[英]SSL Error: Unable to verify the first certificate (Nginx -> Spring Boot)
I have a Ubuntu VM and I am attempting to setup an SSL cert from PositiveSSL (looks like they use Comodo) for my domain.我有一个 Ubuntu VM,我正在尝试为我的域设置来自 PositiveSSL 的 SSL 证书(看起来他们使用 Comodo)。
I originally generated mywebsite.csr and mywebsite.key then used a CNAME record on namecheap to verify my SSL cert.我最初生成了 mywebsite.csr 和 mywebsite.key,然后使用 namecheap 上的 CNAME 记录来验证我的 SSL 证书。 Once verified they emailed me mywebsite_com.crt and mywebsite_com.ca-bundle.验证后,他们通过电子邮件发送给我 mywebsite_com.crt 和 mywebsite_com.ca-bundle。
I used their instructions at: https://www.namecheap.com/support/knowledgebase/article.aspx/9617/69/how-to-convert-certificates-into-different-formats-using-openssl/ to convert it to.p12 format.我在以下位置使用了他们的说明: https://www.namecheap.com/support/knowledgebase/article.aspx/9617/69/how-to-convert-certificates-into-different-formats-using-openssl/将其转换为.p12 格式。
My application.properties looks like:我的 application.properties 看起来像:
# The format used for the keystore.
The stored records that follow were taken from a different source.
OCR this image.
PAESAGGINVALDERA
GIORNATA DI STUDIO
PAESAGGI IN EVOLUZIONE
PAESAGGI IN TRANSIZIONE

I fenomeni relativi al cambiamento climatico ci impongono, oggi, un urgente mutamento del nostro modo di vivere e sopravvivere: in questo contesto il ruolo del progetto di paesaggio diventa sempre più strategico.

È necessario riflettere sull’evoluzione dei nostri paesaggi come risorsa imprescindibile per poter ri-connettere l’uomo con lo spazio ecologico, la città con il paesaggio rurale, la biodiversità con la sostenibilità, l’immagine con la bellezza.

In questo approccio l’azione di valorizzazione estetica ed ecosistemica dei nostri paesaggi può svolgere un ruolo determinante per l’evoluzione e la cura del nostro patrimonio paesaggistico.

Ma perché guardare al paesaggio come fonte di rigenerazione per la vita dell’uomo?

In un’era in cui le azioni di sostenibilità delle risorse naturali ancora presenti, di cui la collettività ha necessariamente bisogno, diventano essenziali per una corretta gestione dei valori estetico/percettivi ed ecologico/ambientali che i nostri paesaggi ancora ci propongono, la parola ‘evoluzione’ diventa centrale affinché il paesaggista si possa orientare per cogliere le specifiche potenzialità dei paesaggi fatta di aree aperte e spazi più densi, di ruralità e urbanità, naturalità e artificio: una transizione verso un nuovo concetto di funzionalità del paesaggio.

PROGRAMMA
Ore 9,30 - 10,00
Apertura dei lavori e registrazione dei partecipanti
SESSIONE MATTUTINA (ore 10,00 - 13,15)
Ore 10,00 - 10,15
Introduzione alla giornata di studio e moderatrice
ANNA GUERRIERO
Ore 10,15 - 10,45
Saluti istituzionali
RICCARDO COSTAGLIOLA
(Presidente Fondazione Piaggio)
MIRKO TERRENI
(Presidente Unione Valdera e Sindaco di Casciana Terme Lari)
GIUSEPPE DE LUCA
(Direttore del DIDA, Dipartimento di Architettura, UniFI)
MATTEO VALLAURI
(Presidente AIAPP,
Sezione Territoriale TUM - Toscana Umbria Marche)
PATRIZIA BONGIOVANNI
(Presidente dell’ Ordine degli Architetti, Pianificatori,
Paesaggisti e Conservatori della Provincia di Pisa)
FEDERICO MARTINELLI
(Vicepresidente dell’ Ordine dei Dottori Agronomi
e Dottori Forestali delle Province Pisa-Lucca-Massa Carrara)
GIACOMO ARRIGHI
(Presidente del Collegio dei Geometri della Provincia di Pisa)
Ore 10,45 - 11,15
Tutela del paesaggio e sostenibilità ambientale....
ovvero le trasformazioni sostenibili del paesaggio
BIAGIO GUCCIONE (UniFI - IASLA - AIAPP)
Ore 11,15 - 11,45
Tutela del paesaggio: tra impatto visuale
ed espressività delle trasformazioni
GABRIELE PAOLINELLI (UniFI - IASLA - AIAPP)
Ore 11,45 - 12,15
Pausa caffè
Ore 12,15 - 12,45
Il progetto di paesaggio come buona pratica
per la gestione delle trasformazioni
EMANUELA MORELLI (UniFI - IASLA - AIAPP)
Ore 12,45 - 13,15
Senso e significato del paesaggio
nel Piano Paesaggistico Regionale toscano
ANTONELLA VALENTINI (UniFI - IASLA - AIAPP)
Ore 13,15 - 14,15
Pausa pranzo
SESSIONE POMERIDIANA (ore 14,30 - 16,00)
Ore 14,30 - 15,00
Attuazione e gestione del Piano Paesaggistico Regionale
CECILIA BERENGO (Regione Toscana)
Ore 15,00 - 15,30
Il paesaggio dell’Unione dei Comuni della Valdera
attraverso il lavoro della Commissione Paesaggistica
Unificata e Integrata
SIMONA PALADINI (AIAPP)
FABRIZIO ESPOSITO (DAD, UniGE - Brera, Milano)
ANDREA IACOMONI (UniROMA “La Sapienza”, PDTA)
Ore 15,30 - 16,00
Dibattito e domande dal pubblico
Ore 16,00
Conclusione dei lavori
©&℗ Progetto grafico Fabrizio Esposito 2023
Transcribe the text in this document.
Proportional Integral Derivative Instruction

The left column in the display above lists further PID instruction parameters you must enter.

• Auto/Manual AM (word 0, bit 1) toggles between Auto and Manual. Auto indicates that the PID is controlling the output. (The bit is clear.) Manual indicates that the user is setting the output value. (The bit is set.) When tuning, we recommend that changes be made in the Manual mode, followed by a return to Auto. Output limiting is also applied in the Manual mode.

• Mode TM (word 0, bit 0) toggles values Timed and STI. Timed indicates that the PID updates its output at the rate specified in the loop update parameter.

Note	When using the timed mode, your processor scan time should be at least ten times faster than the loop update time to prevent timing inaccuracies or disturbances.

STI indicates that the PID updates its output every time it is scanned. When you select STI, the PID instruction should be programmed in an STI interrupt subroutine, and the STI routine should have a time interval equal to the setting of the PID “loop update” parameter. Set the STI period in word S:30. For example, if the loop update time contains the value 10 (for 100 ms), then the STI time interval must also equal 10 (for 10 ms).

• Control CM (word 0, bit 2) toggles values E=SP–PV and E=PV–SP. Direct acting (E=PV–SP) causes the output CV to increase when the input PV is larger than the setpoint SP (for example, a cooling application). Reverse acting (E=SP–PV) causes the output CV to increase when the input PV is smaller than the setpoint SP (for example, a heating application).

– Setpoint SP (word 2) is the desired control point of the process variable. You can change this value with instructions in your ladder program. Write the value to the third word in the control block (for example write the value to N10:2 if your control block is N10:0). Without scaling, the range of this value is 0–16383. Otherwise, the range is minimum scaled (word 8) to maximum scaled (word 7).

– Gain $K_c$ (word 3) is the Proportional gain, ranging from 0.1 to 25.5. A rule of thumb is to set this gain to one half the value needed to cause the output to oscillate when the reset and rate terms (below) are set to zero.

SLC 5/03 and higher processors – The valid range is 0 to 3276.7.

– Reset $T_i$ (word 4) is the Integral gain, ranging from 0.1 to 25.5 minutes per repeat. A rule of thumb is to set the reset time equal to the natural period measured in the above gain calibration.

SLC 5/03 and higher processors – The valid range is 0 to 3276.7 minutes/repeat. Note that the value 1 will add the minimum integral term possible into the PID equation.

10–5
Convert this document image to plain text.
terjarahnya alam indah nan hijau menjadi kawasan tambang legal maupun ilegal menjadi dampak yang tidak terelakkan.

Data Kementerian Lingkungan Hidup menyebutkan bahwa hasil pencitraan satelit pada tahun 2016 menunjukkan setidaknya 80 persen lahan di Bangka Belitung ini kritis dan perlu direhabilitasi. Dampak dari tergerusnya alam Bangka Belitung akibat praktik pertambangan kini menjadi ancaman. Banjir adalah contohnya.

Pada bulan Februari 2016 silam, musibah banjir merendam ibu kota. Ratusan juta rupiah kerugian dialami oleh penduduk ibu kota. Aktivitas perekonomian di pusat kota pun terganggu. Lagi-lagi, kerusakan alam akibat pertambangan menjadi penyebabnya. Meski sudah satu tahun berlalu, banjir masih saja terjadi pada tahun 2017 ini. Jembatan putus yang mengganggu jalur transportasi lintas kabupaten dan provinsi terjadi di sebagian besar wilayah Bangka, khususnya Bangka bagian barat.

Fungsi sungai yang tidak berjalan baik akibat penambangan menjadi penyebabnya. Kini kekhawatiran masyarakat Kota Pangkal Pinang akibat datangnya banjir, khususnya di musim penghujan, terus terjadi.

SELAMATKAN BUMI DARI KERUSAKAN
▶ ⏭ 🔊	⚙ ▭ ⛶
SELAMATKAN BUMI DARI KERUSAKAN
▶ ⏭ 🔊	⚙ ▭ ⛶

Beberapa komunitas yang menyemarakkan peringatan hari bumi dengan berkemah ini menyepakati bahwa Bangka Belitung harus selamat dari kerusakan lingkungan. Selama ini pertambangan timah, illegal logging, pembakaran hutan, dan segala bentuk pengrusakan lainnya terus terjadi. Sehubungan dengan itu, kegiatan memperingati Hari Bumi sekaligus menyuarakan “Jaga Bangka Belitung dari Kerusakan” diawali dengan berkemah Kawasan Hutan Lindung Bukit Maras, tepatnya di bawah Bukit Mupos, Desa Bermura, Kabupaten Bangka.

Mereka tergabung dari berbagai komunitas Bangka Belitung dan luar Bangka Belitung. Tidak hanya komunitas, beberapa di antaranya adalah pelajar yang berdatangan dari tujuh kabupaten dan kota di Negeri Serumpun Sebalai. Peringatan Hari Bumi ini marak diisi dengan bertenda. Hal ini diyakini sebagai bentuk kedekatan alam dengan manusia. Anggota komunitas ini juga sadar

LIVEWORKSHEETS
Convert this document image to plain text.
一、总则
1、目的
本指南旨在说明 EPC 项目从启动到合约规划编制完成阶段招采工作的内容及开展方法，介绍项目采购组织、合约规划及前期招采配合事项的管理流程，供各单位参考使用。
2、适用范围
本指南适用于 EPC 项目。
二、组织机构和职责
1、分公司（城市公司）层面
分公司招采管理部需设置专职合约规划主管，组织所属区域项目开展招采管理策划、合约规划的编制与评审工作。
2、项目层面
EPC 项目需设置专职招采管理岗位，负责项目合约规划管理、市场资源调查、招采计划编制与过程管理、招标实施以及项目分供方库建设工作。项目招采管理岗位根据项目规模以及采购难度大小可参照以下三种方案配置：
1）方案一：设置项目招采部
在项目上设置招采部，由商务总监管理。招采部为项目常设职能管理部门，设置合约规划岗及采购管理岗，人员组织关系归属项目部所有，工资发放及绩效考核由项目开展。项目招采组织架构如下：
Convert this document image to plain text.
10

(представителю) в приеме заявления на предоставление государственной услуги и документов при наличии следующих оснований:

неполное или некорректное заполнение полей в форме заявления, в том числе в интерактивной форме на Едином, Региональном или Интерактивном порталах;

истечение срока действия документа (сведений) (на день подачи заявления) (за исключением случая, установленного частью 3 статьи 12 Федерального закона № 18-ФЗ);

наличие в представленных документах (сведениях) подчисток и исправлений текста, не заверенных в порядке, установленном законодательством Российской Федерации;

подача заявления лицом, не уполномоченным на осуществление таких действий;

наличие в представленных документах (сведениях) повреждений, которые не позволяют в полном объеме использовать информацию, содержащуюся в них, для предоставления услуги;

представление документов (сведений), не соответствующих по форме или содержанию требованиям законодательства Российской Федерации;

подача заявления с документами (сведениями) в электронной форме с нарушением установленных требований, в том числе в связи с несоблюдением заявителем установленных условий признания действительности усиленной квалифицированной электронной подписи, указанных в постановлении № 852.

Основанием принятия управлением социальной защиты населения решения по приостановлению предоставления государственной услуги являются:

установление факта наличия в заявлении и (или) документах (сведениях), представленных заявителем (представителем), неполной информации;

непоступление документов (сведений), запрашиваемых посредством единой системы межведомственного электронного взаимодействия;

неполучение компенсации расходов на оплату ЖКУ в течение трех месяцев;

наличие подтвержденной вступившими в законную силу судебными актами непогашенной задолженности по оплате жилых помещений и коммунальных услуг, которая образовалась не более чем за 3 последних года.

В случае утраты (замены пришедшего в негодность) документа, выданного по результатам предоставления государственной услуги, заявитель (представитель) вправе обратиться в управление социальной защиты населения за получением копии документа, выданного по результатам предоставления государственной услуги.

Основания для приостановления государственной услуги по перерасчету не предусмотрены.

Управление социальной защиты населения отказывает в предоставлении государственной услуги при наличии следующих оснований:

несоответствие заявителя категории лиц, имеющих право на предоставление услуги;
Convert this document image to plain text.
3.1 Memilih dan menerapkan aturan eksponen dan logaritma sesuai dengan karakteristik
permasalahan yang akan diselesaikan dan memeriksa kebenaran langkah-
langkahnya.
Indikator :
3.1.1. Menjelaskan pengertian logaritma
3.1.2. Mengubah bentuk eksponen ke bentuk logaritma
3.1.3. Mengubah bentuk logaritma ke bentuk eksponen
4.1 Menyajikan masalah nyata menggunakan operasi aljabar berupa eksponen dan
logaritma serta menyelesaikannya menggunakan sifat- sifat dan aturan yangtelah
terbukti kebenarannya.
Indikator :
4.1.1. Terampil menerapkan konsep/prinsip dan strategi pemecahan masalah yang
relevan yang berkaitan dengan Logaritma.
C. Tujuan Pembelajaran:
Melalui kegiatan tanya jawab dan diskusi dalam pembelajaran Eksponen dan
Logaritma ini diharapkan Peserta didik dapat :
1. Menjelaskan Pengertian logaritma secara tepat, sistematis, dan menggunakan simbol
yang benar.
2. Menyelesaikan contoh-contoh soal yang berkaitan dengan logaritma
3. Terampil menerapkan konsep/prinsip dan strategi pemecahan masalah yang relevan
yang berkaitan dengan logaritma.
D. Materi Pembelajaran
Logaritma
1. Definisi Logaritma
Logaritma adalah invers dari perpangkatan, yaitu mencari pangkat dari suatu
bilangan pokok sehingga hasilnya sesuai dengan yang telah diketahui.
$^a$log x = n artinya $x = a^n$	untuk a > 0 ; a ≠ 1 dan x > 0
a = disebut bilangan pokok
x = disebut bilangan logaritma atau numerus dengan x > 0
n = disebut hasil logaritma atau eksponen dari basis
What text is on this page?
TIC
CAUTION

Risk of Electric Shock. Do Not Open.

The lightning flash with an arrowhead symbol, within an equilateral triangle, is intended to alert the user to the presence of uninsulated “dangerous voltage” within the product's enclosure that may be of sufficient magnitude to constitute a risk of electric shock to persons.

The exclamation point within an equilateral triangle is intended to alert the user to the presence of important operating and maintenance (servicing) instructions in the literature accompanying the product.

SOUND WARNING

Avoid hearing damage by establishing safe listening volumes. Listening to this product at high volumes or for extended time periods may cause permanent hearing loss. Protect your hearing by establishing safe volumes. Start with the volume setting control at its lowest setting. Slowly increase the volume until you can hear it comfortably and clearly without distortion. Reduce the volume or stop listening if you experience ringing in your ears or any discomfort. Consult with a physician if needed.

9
It could be set to JKS in case it is a JKS file
server.ssl.key-store-type=PKCS12
# The path to the keystore containing the certificate
server.ssl.key-store=classpath:keystore/mycertificate.p12
# The password used to generate the certificate
server.ssl.key-store-password=redacted
# The alias mapped to the certificate
#server.ssl.key-alias=1
#server.ssl.key-password=redacted
server.ssl.enabled=true
I've tried multiple solutions with setting up a trust store alias, but for now this is my config.我已经尝试了多种解决方案来设置信任存储别名,但现在这是我的配置。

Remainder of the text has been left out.